- March 12, 2025
D.A.R.E. instructors from the Ormond Beach Police Department know how to use humor to relate to fifth graders, so they can teach them important lessons about alcohol, tobacco and drugs.
BY MATT MENCARINI | STAFF WRITER
Sometimes, the best way to teach a 10-year-old important lessons is with a fart joke.
And there are few more capable police officers in the Ormond Beach Police Department to teach those lessons to fifth graders than officer Lloyd Cornelius and his partner Greg Stokes.
“When I’m in class with these kids, I’m doing a standup routine,” said Cornelius, who teaches classes for the D.A.R.E. program put on by the OBPD. “I’m booger jokes and fart jokes. You have to keep them happy. I goof around. I play around. … And if you can get the information to them, using a little bit of comedy, using a little bit of humor, relating to them, they get the message.”
The goal of the Drug Abuse Resistance Education program, better known as the D.A.R.E. program, is to teach kids a decision making model to avoid the use of alcohol, tobacco and drugs.
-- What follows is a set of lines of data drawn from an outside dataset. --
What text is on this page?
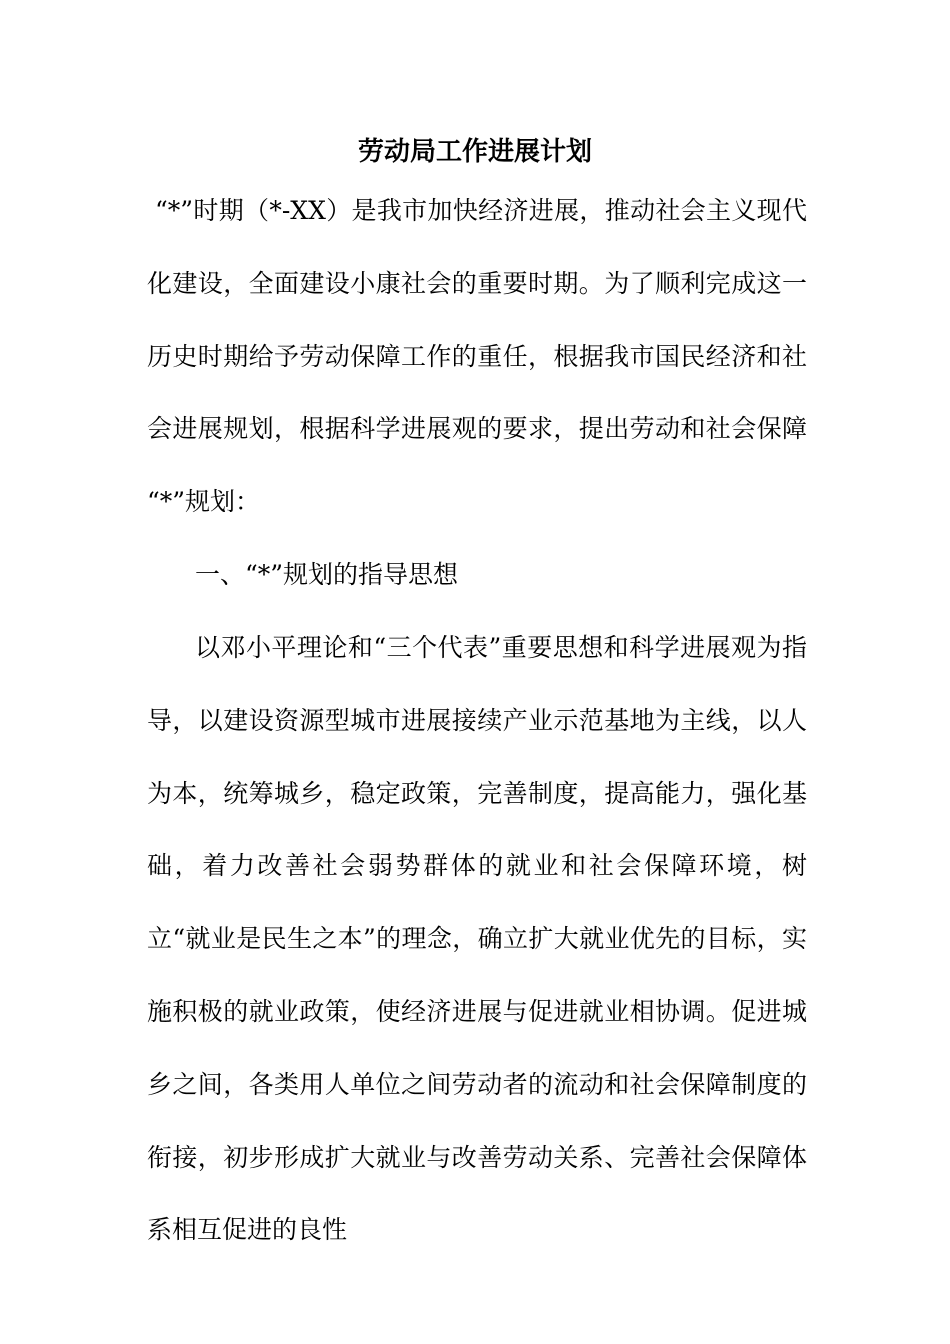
劳动局工作进展计划

“*”时期（*-XX）是我市加快经济进展，推动社会主义现代化建设，全面建设小康社会的重要时期。为了顺利完成这一历史时期给予劳动保障工作的重任，根据我市国民经济和社会进展规划，根据科学进展观的要求，提出劳动和社会保障 “*”规划：

一、“*”规划的指导思想

以邓小平理论和“三个代表”重要思想和科学进展观为指导，以建设资源型城市进展接续产业示范基地为主线，以人为本，统筹城乡，稳定政策，完善制度，提高能力，强化基础，着力改善社会弱势群体的就业和社会保障环境，树立“就业是民生之本”的理念，确立扩大就业优先的目标，实施积极的就业政策，使经济进展与促进就业相协调。促进城乡之间，各类用人单位之间劳动者的流动和社会保障制度的衔接，初步形成扩大就业与改善劳动关系、完善社会保障体系相互促进的良性
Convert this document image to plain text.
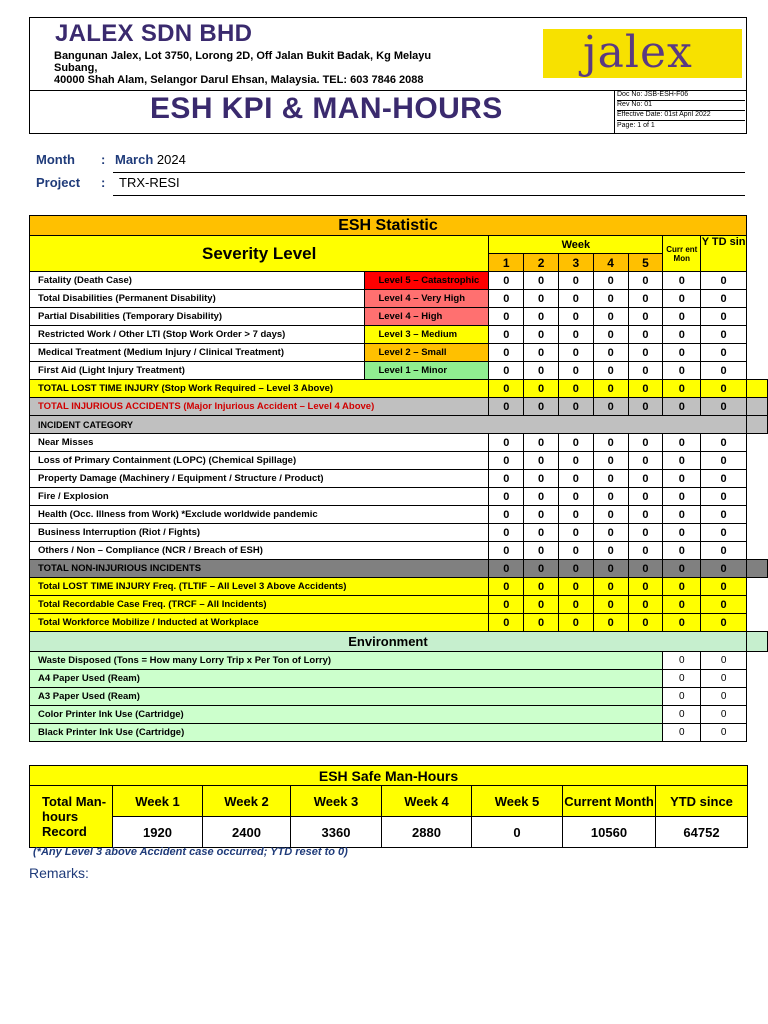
JALEX SDN BHD
Bangunan Jalex, Lot 3750, Lorong 2D, Off Jalan Bukit Badak, Kg Melayu
Subang,
40000 Shah Alam, Selangor Darul Ehsan, Malaysia. TEL: 603 7846 2088
jalex
ESH KPI & MAN-HOURS	Doc No: JSB-ESH-F06
Rev No: 01
Effective Date: 01st April 2022
Page: 1 of 1
Month : March 2024
Project : TRX-RESI
ESH Statistic									
Severity Level		Week					Curr ent Mon	Y TD sin	
		1	2	3	4	5			
Fatality (Death Case)	Level 5 – Catastrophic	0	0	0	0	0	0	0	
Total Disabilities (Permanent Disability)	Level 4 – Very High	0	0	0	0	0	0	0	
Partial Disabilities (Temporary Disability)	Level 4 – High	0	0	0	0	0	0	0	
Restricted Work / Other LTI (Stop Work Order > 7 days)	Level 3 – Medium	0	0	0	0	0	0	0	
Medical Treatment (Medium Injury / Clinical Treatment)	Level 2 – Small	0	0	0	0	0	0	0	
First Aid (Light Injury Treatment)	Level 1 – Minor	0	0	0	0	0	0	0	
TOTAL LOST TIME INJURY (Stop Work Required – Level 3 Above)		0	0	0	0	0	0	0	
TOTAL INJURIOUS ACCIDENTS (Major Injurious Accident – Level 4 Above)		0	0	0	0	0	0	0	
INCIDENT CATEGORY									
Near Misses		0	0	0	0	0	0	0	
Loss of Primary Containment (LOPC) (Chemical Spillage)		0	0	0	0	0	0	0	
Property Damage (Machinery / Equipment / Structure / Product)		0	0	0	0	0	0	0	
Fire / Explosion		0	0	0	0	0	0	0	
Health (Occ. Illness from Work) *Exclude worldwide pandemic		0	0	0	0	0	0	0	
Business Interruption (Riot / Fights)		0	0	0	0	0	0	0	
Others / Non – Compliance (NCR / Breach of ESH)		0	0	0	0	0	0	0	
TOTAL NON-INJURIOUS INCIDENTS		0	0	0	0	0	0	0	
Total LOST TIME INJURY Freq. (TLTIF – All Level 3 Above Accidents)		0	0	0	0	0	0	0	
Total Recordable Case Freq. (TRCF – All Incidents)		0	0	0	0	0	0	0	
Total Workforce Mobilize / Inducted at Workplace		0	0	0	0	0	0	0	
Environment									
Waste Disposed (Tons = How many Lorry Trip x Per Ton of Lorry)							0	0	
A4 Paper Used (Ream)							0	0	
A3 Paper Used (Ream)							0	0	
Color Printer Ink Use (Cartridge)							0	0	
Black Printer Ink Use (Cartridge)							0	0	
ESH Safe Man-Hours							
Total Man-hours Record	Week 1	Week 2	Week 3	Week 4	Week 5	Current Month	YTD since
	1920	2400	3360	2880	0	10560	64752
(*Any Level 3 above Accident case occurred; YTD reset to 0)
Remarks:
Using workbooks, which come out of the program’s $5,000 budget, students are taught to define the problem, evaluate the problem and find healthy and wise solutions to the problem.
Those solutions can come from quoting health facts to evaluating the foundation of positive friendships.
But in addition to educating the students, a large part of the program, Cornelius says, is breakdowning some of the stereotypes students may have about police officers.
“What do kids usually equate police officers with?” Cornelius said. “Trouble. Someone’s going to jail. Something’s happening. The last contact they had with a police officer was: mom got arrested, mom got a ticket, dad got arrested, dad got a ticket.”
But after a few classes, those initial stereotypes are wiped away and the students begin to see the officers as people. That, Cornelius says, is when they can really make an impact.
“To me, this is a core program,” he said. “This is core to the city. The city needs to keep it going. For the longest time, the Volusia County schools were purchasing the books for us, which cost us $1 a piece. They don’t purchase anything for us now. But they do let us in their schools.”
It’s the presence of a police officer “who’s been there, done that, and knows what’s going on,” Cornelius says, that makes the program so effective.
“I get to get them before the jello is hard,” he said. “And I can get all the information in there, as much as I can. If I spend 20 years teaching D.A.R.E., and I help one kid, that’s money well spent.”